Les laboratoires de l'INRA me mènent, quinze minutes plus tard, à côté de Versailles, aux abords de Saint-Cyr-l'École. Malgré la proximité de la capitale, le calme tranquille et serein de la province française commence déjà à se faire sentir. Après quelques détours champêtres le long des cultures qui jouxtent les multiples bâtiments de l'institut, j'aboutis dans le fauteuil d'un proche collaborateur de Duberthier qui malgré toute sa bonne volonté ne fait pas avancer le Schmilblick. Les autres renseignements dont, volontaires, tous les plus ou moins chercheurs que je croise me gratifient ne menant pas plus loin, je me casse, pris d'une furieuse envie de conduite vrombissante. En un clin d'œil, la toute proche vallée de La Minière me fait enchaîner les lacets à une vitesse voisine de la chaise pour paralytique, loin des radars Sarkozyens.
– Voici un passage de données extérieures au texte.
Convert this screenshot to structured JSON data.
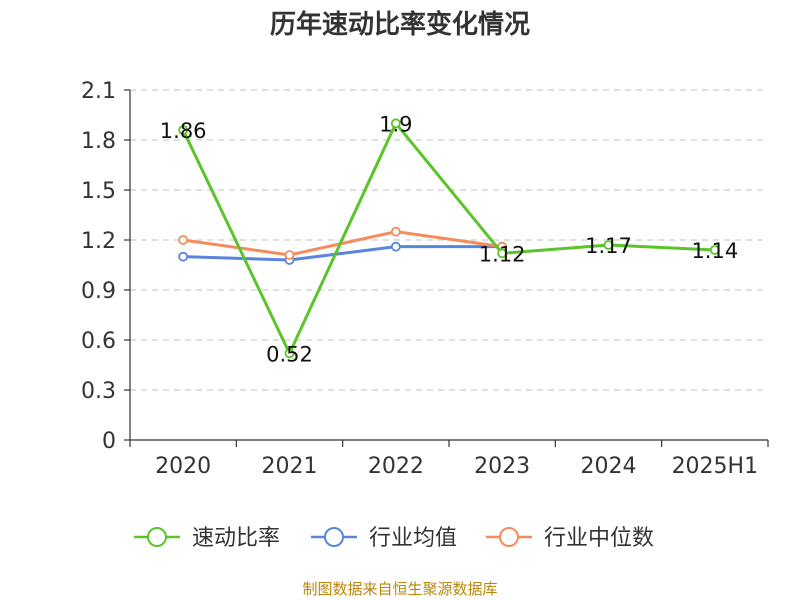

Un de ces rêves de gamin banalement classique où conduire procure un bien-être explosif dans chaque interstice cellulaire. On peut le vivre par console virtuelle interposée mais dans la réalité, sans procuration sur le destin, il s'agit de connaître ses limites et de rester à son niveau de jeu sous peine de game-over non virtuel.

La pendule intérieure du coupé affiche onze heures trente quatre. Au son d'un CD des Fleshtones, le retour me permet de savourer les joies de la conduite automobile parisienne. C'est là que l'on constate que l'option la plus vendue est l'SC; la fameuse version adaptative "Sans Clignotant"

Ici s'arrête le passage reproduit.